Chebyshev Polynomials and Inequalities for Kleinian Groups

TL;DR

This paper introduces new inequalities involving Chebyshev polynomials to characterize when certain representations of free groups into PSL(2,C) are discrete Kleinian groups, advancing understanding in low-dimensional topology.

Contribution

It develops novel inequalities using Chebyshev polynomials and trace identities to identify discrete Kleinian groups and their subgroups, improving upon classical criteria like Jørgensen's inequality.

Findings

Derived new families of inequalities for Kleinian groups.

Identified conditions for principal characters of subgroups.

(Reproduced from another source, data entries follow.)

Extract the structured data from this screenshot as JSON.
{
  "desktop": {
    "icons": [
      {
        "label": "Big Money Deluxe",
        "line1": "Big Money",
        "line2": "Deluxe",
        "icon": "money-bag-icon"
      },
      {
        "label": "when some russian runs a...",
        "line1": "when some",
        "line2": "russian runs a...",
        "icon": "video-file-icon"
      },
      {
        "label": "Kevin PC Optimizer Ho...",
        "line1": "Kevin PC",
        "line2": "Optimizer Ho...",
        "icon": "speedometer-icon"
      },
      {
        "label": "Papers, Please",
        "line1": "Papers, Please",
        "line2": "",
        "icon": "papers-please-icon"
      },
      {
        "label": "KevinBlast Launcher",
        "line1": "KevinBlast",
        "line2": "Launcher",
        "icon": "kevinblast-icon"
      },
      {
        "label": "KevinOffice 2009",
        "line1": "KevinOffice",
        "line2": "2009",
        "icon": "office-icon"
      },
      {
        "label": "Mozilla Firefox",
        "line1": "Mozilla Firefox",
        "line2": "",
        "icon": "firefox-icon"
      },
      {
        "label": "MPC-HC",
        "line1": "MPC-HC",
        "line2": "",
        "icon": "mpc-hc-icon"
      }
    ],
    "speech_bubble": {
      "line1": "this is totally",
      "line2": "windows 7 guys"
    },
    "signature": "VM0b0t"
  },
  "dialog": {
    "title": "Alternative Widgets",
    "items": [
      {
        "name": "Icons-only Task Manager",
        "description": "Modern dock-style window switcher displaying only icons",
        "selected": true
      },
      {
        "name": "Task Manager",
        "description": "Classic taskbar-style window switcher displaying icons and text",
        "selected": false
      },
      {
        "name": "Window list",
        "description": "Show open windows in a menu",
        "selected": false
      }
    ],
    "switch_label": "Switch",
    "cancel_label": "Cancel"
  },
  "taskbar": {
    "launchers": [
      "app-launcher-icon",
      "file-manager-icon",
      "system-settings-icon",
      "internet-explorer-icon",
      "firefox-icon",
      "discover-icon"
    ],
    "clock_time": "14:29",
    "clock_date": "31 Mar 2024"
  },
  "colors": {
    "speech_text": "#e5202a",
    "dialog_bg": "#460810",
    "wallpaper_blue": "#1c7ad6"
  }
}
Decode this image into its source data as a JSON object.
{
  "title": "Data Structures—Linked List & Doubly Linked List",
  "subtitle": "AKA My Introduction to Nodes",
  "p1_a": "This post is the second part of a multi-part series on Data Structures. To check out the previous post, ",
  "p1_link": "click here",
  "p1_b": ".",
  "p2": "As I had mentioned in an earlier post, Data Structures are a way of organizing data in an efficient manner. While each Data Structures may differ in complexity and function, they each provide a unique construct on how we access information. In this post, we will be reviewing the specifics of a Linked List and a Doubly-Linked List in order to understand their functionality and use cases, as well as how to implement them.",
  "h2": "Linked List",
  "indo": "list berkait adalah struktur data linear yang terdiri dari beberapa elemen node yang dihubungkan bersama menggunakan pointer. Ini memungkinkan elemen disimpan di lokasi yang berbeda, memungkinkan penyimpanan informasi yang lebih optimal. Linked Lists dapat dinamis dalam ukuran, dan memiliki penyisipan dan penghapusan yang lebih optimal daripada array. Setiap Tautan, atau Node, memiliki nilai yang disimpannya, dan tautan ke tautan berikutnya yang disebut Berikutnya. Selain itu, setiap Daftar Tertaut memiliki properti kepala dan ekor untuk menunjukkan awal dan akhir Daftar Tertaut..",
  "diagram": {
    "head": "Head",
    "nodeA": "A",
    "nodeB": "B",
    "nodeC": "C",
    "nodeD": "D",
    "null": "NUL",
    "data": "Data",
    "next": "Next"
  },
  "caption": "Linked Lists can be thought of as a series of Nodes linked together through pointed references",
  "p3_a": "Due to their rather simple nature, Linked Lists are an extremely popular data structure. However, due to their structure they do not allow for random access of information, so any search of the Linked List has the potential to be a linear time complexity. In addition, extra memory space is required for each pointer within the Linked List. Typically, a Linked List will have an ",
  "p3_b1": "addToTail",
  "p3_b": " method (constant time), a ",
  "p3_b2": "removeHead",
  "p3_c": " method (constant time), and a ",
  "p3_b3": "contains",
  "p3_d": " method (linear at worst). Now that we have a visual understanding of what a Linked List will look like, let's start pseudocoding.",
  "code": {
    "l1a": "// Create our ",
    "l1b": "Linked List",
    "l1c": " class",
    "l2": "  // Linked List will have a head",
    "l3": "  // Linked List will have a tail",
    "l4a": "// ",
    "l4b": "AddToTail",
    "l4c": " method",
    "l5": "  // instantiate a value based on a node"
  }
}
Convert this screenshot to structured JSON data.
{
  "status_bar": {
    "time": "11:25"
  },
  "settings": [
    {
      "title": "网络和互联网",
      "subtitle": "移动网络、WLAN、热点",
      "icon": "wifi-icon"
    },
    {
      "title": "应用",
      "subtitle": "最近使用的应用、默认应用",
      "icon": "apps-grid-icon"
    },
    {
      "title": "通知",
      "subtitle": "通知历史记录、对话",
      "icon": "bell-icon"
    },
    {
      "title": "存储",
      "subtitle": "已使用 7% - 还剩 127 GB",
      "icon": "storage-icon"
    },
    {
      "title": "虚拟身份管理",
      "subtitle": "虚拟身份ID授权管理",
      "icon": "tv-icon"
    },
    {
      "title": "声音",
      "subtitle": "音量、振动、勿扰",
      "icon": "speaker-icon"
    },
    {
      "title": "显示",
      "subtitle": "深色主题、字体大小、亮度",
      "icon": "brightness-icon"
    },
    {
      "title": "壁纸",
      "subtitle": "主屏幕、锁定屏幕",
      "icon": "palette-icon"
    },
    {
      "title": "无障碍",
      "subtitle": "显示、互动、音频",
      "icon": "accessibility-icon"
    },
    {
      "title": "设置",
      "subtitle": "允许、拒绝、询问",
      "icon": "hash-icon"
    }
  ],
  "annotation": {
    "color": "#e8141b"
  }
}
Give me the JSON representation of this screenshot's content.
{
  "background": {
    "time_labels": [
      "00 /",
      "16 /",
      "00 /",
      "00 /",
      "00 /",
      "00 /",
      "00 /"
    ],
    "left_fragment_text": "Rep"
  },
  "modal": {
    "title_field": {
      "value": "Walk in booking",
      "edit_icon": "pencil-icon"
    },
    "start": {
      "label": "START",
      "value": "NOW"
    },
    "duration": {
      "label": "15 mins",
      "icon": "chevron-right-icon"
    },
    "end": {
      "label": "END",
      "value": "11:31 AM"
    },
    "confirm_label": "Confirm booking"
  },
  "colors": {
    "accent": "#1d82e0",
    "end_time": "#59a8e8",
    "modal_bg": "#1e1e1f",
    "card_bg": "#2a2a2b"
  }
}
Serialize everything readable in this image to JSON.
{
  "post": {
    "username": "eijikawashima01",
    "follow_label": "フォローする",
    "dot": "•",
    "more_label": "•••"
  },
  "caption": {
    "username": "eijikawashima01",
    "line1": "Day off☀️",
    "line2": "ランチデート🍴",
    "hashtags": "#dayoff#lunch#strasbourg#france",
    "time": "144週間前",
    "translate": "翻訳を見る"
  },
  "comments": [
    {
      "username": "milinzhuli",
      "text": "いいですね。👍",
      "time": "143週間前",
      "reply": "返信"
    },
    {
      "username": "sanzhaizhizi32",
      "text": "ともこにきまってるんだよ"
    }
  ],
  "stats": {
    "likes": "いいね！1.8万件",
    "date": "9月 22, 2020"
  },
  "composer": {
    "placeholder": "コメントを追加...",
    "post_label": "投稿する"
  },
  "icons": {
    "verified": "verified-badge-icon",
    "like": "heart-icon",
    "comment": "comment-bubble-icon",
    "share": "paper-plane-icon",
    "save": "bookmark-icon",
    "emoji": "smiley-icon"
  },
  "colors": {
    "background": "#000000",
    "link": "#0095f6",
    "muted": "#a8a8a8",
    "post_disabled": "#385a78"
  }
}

Some inequalities are proven to be optimal.

Abstract

The principal character of a representation of the free group of rank two into PSL(2, C) is a triple of complex numbers that determines an irreducible representation uniquely up to conjugacy. It is a central problem in the geometry of discrete groups and low dimensional topology to determine when such a triple represents a discrete group that is not virtually abelian, that is a Kleinian group. A classical necessary condition is J{\o}rgensen's inequality. Here we use certainly shifted Chebyshev polynomials and trace identities to determine new families of such inequalities, some of which are best possible. The use of these polynomials also shows how we can identify the principal character of some important subgroups from that of the group itself.